Советские марксистские теоретики 1920-х годов (Переверзев, Воронский, Фриче, Либединский, Троцкий) практически не использовали слово «эстетика» (за исключением разве что комментариев по поводу плехановских теорий, которые теперь были дискредитированы); по другим причинам, но с тем же результатом их авангардные противники-формалисты объявили всякое упоминание «искусства» и «красоты» пошлостью и недостойным науки фетишем. Однако начиная с 1931–1932 годов, т. е. как раз накануне создания Союза советских писателей, предпринимается консолидированное усилие по созданию всеобъемлющей марксистской эстетической теории, которая бы не только относилась вообще к литературе (и уж тем более к пролетарской или авангардной литературе), но и выражала бы общие принципы, управляющие искусством в целом, хотя литература и оставалась в центре.
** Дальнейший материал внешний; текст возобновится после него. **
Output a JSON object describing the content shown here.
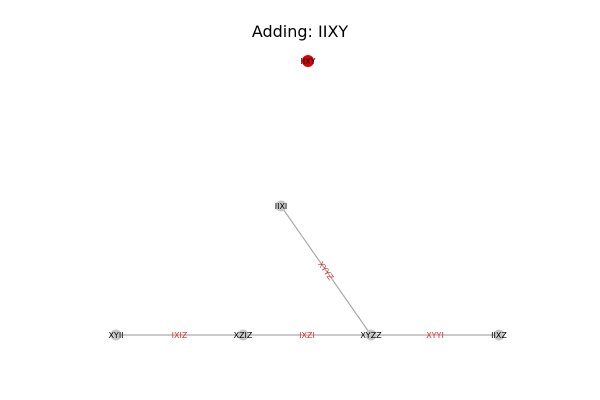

Известно, между тем, что ни Маркс, ни Энгельс, ни Ленин никогда не создавали систематической эстетики, но оставили лишь разрозненные комментарии, относящиеся к искусству [849] . Основную часть канонических источников «эстетики» «классиков марксизма» составляли несколько разрозненных писем (большая их часть принадлежала Энгельсу), адресованных писателям с комментариями их творчества. Ленин, однако, действительно написал несколько статей на литературные темы, например статью «Партийная организация и партийная литература» (1905), которая послужила канонической первоосновой доктрины «партийности» как фундамента соцреализма, а также несколько статей о Л. Толстом (1908–1911).
849
См.: Demets P. Marx, Engles and the Poets. Chicago: Chicago University Press, 1967.